Литмир - Электронная Библиотека
A
A

— А их в свой Привольск, — продолжил развивать свою теорию Вешенцев. — Физиков в физический. Химиков в химический.

— Ботаников в ботанический, — мрачно съюморил кто-то, и в толпе засмеялись.

— Да че вы ржете? — разозлился Вешенцев. — Точно ослы. Иа-иа! И потом, как знать? Может, нас помари-нуют, мы тут все лучевой болезнью от этих химотходов заболеем, и нас выпустят. Мы и помрем на воле. Тихо, мирно.

— А охрана тоже помрет?

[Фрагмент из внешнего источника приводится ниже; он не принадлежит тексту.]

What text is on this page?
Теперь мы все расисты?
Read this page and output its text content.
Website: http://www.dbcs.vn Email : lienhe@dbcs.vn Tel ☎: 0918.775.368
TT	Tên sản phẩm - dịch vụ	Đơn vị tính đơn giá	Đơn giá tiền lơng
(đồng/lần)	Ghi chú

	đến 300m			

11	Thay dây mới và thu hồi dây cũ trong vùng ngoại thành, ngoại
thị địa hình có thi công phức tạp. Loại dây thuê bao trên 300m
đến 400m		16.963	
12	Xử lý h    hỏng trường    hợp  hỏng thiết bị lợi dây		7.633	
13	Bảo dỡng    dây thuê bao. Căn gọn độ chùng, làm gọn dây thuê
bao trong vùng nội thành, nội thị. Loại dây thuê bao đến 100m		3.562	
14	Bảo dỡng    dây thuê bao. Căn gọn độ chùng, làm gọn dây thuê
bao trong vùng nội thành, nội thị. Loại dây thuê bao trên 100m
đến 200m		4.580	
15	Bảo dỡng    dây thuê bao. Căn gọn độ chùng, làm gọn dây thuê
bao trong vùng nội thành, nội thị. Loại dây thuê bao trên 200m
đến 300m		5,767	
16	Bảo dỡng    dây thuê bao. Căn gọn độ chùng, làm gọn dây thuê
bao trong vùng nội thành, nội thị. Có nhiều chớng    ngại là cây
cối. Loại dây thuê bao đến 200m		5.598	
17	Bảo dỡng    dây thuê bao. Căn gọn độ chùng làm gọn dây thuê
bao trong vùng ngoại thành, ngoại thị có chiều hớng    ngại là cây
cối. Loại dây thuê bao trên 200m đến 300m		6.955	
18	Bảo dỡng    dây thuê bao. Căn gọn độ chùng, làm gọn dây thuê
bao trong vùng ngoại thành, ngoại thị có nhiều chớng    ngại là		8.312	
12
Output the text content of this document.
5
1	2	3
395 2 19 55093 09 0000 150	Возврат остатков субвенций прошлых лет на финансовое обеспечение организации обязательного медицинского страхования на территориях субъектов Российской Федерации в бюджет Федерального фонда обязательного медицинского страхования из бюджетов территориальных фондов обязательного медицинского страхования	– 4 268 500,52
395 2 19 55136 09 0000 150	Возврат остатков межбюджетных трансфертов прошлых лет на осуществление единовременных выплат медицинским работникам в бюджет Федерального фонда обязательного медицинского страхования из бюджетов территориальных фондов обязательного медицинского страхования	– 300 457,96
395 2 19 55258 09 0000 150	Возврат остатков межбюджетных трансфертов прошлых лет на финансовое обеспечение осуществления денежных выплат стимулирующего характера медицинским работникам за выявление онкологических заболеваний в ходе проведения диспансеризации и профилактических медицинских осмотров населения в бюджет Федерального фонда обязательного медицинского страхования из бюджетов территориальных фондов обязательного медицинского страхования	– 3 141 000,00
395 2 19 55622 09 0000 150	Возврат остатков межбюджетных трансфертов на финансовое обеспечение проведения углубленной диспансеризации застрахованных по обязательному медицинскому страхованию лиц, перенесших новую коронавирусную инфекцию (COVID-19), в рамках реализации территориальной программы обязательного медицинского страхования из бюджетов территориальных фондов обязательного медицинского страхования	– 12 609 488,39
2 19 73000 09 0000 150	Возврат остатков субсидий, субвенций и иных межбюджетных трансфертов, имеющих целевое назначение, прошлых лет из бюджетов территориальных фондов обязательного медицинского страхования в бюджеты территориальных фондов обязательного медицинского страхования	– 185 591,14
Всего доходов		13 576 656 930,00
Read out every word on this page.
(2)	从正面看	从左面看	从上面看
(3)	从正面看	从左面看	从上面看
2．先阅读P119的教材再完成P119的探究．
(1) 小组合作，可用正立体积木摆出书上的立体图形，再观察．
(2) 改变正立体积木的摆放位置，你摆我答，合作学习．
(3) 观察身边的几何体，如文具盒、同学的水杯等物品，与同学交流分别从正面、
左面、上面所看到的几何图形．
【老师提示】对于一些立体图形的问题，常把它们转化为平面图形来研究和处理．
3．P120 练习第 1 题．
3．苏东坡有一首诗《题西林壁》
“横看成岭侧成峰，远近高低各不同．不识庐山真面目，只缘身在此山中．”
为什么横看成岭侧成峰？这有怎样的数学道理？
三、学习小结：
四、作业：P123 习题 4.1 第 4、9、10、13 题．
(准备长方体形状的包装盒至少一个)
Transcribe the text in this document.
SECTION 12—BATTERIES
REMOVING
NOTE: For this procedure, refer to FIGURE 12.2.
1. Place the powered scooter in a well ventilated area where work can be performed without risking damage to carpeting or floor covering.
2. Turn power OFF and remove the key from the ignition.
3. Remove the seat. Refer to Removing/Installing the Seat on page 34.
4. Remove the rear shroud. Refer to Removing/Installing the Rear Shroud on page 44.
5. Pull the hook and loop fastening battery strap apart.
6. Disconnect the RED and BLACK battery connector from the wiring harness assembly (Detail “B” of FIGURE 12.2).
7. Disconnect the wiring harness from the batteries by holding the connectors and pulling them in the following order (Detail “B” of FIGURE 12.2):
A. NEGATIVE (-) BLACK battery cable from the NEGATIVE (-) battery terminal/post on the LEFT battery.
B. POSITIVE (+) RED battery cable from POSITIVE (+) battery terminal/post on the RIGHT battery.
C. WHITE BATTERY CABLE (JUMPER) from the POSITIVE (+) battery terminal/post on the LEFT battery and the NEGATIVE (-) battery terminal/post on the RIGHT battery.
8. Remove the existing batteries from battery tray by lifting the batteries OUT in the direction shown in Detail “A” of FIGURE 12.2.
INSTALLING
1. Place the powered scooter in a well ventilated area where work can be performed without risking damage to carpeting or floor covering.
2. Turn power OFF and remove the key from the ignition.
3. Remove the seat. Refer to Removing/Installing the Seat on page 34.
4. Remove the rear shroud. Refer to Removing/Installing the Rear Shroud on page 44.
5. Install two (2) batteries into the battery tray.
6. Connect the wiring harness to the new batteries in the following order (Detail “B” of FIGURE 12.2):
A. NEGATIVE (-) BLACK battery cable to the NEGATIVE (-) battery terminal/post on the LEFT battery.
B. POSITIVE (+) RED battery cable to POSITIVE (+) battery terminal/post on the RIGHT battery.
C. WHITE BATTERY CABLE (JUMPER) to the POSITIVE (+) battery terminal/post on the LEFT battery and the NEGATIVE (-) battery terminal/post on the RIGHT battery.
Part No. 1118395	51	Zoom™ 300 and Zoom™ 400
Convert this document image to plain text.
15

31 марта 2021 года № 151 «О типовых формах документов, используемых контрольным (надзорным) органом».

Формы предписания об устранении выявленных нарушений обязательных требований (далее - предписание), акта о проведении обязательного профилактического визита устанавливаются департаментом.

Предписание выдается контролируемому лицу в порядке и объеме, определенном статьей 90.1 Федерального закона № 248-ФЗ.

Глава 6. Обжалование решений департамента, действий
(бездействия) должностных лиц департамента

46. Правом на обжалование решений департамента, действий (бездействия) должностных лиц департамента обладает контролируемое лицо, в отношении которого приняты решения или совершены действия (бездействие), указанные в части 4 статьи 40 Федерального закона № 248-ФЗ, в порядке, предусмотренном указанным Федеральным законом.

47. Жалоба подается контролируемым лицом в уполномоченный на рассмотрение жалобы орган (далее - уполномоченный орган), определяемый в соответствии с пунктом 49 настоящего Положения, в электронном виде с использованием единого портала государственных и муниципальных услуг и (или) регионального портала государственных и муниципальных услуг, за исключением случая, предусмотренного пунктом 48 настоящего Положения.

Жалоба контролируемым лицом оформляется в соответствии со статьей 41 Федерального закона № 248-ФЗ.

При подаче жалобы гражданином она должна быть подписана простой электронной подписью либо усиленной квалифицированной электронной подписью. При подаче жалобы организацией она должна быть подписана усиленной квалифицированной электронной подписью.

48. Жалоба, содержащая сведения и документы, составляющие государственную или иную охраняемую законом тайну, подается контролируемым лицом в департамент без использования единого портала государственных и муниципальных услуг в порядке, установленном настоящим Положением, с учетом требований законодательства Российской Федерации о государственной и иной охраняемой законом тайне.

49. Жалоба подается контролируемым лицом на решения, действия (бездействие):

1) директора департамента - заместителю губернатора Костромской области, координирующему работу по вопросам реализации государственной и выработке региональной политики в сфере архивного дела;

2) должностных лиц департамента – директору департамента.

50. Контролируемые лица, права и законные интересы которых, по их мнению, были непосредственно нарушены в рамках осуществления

И гэбисты?

— А может, они молоко пьют.

— Ну и ты пей, кто тебе мешает?

Вешенцев смутился и замолчал. Где-то теория дала трещину.

— А я думаю, — сказал Тисецкий, — товарищ в чем-то прав.

— Меня Андрей зовут, — хмуро заметил Вешенцев, которого покоробило казенно-советское «товарищ» в данных обстоятельствах.

— Товарищ Андрей в чем-то прав, — «поправился» Тисецкий. — Сначала пряники да пышки, а потом синяки да шишки.

— В каком это смысле? — спросил Куперман.

— В таком. Лагерь тут будет. Привезут охрану, установят вышки и мало-помалу тут настоящий ГУЛАГ будет. Просто еще не успели оформить. Будет паек, бараки, и пойдем лес валить.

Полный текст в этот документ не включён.